This past year, we have made incredible progress toward our mission of finding treatments for Nemaline Myopathy. Watch this video to check out some of the highlights from 2022:
We funded 10 research studies throughout the world, with research institutions including:
- Folkhalsan Research Center (Finland)
- University of Copenhagen (Denmark)
- Harry Perkins Institute of Medical Research (Western Australia)
- Monash University (Australia)
- Brigham and Women’s Hospital, Boston (USA)
- University of Arizona (USA)
- Hospital for Sick Children (Canada)
- Univ. of California, Riverside (USA)
- University of Washington (USA)
Of the 10 studies, 3 focused on “Basic Science“: helping researchers better understand key information about Nemaline Myopathy
6 projects focused on “Translational Science“, turning observations from basic science studies into therapeutic interventions.
1 project focused on a wearable technology to support muscle function.
We hosted the SciFam Conference (Scientific and Family Conference), in Nashville, TN, a four day neuromuscular conference for both in-person and virtual stakeholders, welcoming NM families and AFBS funded researchers from around the world.
We facilitated 5 webinars focused on “Amplifying the NM Community’s Voice”, in partnership with PCORI (Patient-Centered Outcomes Research Institute).
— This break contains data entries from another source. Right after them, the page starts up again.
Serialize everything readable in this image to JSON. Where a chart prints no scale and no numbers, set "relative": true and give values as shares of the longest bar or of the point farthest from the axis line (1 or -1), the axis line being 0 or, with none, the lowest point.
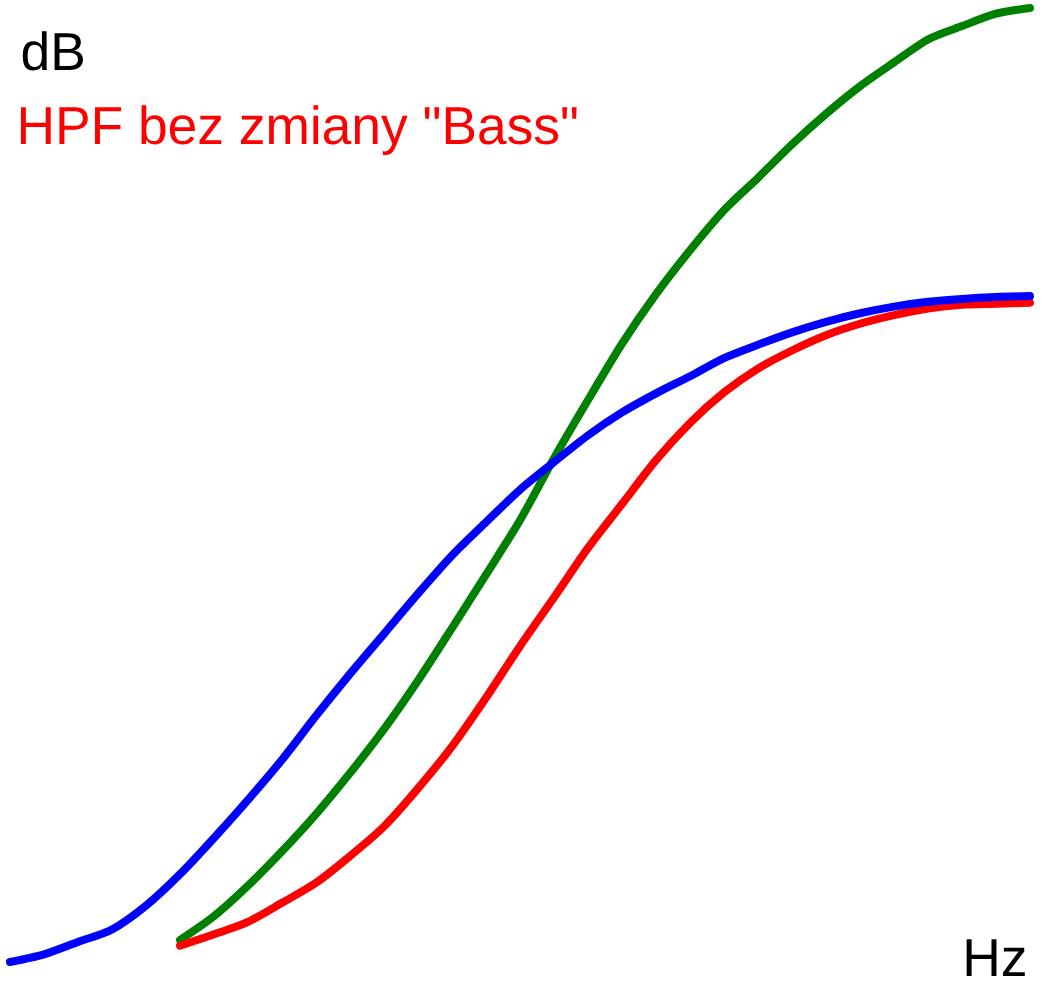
{
  "chart_data": {
    "type": "line",
    "relative": true,
    "ylabel": "dB",
    "xlabel": "Hz",
    "categories": [
      null,
      null,
      null,
      null,
      null,
      null,
      null,
      null,
      null,
      null,
      null,
      null,
      null,
      null,
      null,
      null,
      null,
      null,
      null,
      null,
      null,
      null,
      null,
      null,
      null,
      null,
      null,
      null,
      null,
      null,
      null
    ],
    "series": [
      {
        "color": "#008000",
        "values": [
          null,
          null,
          null,
          null,
          null,
          0.023,
          0.048,
          0.08,
          0.116,
          0.155,
          0.198,
          0.244,
          0.295,
          0.35,
          0.406,
          0.463,
          0.528,
          0.589,
          0.648,
          0.7,
          0.746,
          0.788,
          0.822,
          0.857,
          0.889,
          0.918,
          0.943,
          0.967,
          0.981,
          0.994,
          1.0
        ]
      },
      {
        "name": "HPF bez zmiany \"Bass\"",
        "color": "#ff0000",
        "values": [
          null,
          null,
          null,
          null,
          null,
          0.017,
          0.029,
          0.042,
          0.062,
          0.083,
          0.111,
          0.142,
          0.182,
          0.226,
          0.277,
          0.331,
          0.382,
          0.434,
          0.48,
          0.526,
          0.565,
          0.597,
          0.622,
          0.641,
          0.657,
          0.669,
          0.678,
          0.685,
          0.689,
          0.69,
          0.691
        ]
      },
      {
        "color": "#0000ff",
        "values": [
          0.0,
          0.008,
          0.021,
          0.034,
          0.059,
          0.092,
          0.13,
          0.17,
          0.212,
          0.258,
          0.302,
          0.344,
          0.386,
          0.426,
          0.461,
          0.495,
          0.524,
          0.552,
          0.576,
          0.596,
          0.614,
          0.633,
          0.647,
          0.66,
          0.671,
          0.68,
          0.687,
          0.692,
          0.695,
          0.697,
          0.698
        ]
      }
    ]
  }
}
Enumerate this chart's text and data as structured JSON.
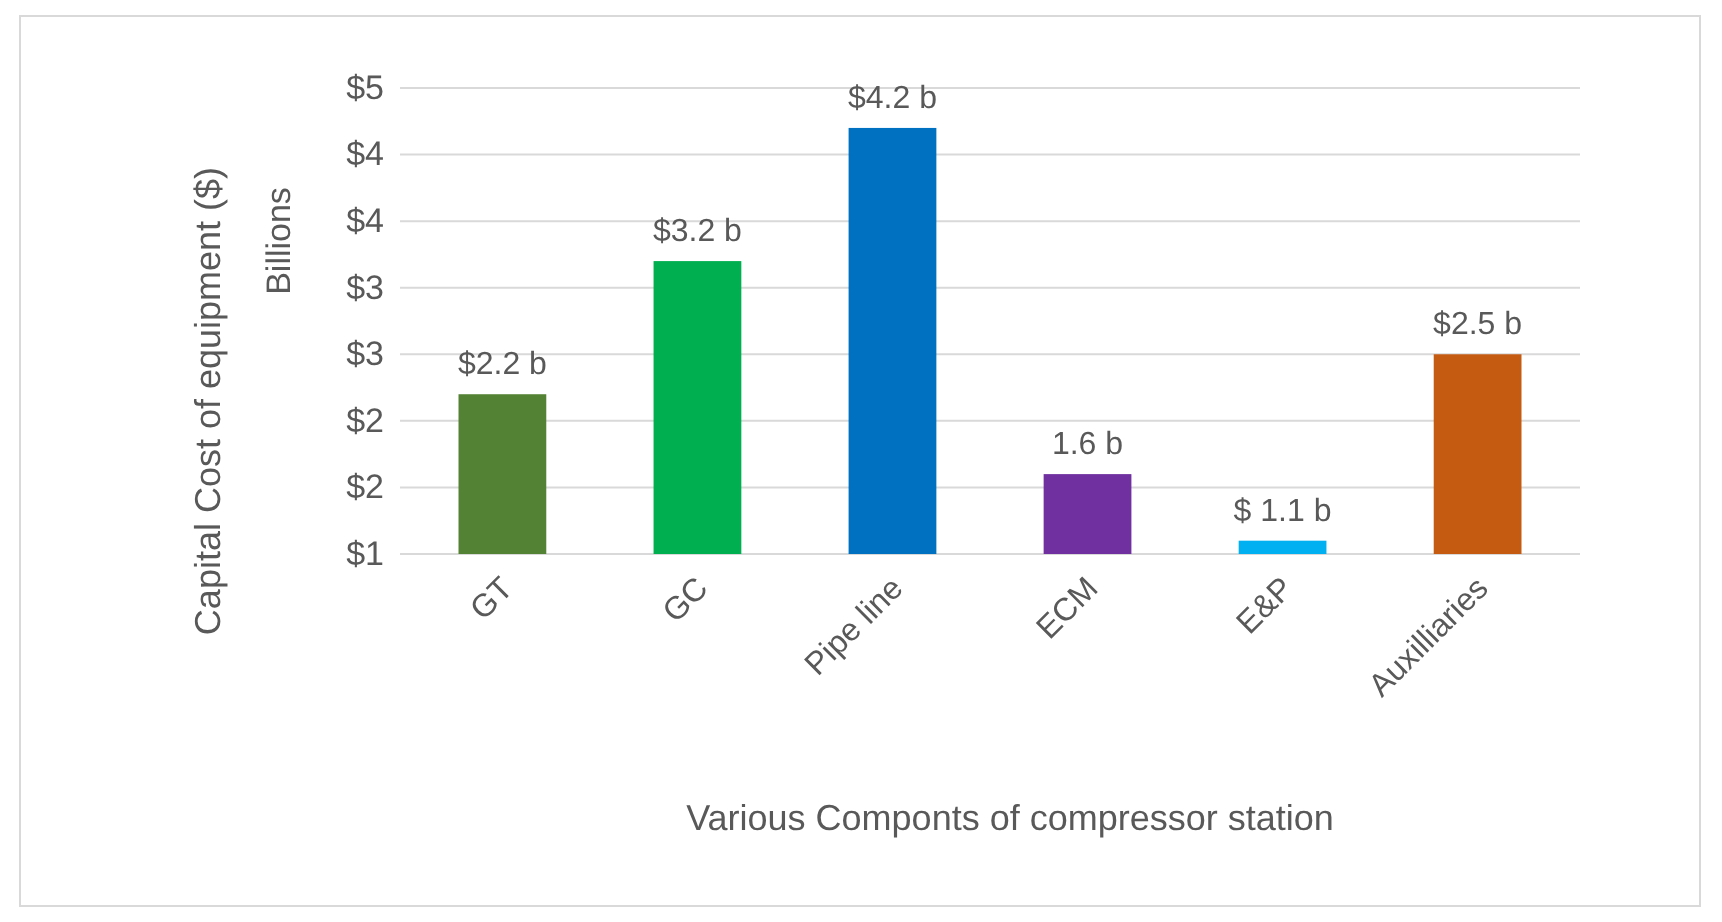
{
  "chart_data": {
    "type": "bar",
    "ylabel": "Capital Cost of equipment ($)",
    "xlabel": "Various Componts of compressor station",
    "annotations": [
      "Billions"
    ],
    "categories": [
      "GT",
      "GC",
      "Pipe line",
      "ECM",
      "E&P",
      "Auxilliaries"
    ],
    "values": [
      2.2,
      3.2,
      4.2,
      1.6,
      1.1,
      2.5
    ],
    "colors": [
      "#548235",
      "#00b050",
      "#0070c0",
      "#7030a0",
      "#00b0f0",
      "#c55a11"
    ],
    "value_labels": [
      "$2.2 b",
      "$3.2 b",
      "$4.2 b",
      "1.6 b",
      "$ 1.1 b",
      "$2.5 b"
    ],
    "ylim": [
      1,
      4.5
    ],
    "yticks": [
      {
        "value": 1,
        "label": "$1"
      },
      {
        "value": 1.5,
        "label": "$2"
      },
      {
        "value": 2,
        "label": "$2"
      },
      {
        "value": 2.5,
        "label": "$3"
      },
      {
        "value": 3,
        "label": "$3"
      },
      {
        "value": 3.5,
        "label": "$4"
      },
      {
        "value": 4,
        "label": "$4"
      },
      {
        "value": 4.5,
        "label": "$5"
      }
    ],
    "grid": "y"
  }
}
The webinars included updates from researchers, opportunities for NM community members to be involved in driving forward NM research, basics of research fundamentals, topics on building a lasting infrastructure to support meaningful research initiatives, getting involved in the CMDIR and tissue repository, a pathway to a natural history study, and why genetic confirmation matters for treatment.
We celebrated Team AFBS runners at the NYC Marathon and hosted a Family Gathering for the NM community.
We held the 2nd Annual A Weekend of Building Strength: an annual AFBS fundraiser where anyone from around the world can choose a physical activity, raise funds and bring awareness to NM.
We welcomed 2 new board members (Matt and Kelly Lloyd) and said farewell to one incredible board member (Patty Mitchell).
We gratefully partnered with the Chan Zuckerberg Initiative, Rare as One Project, helping us build our capacity, improve diagnosis and diversity, equity, and inclusion within the NM community.
We have made incredible steps toward Nemaline Myopathy treatment, expanding our progress as the leading non-profit supporting Nemaline Myopathy research.
Thank you for your role in our progress in 2022!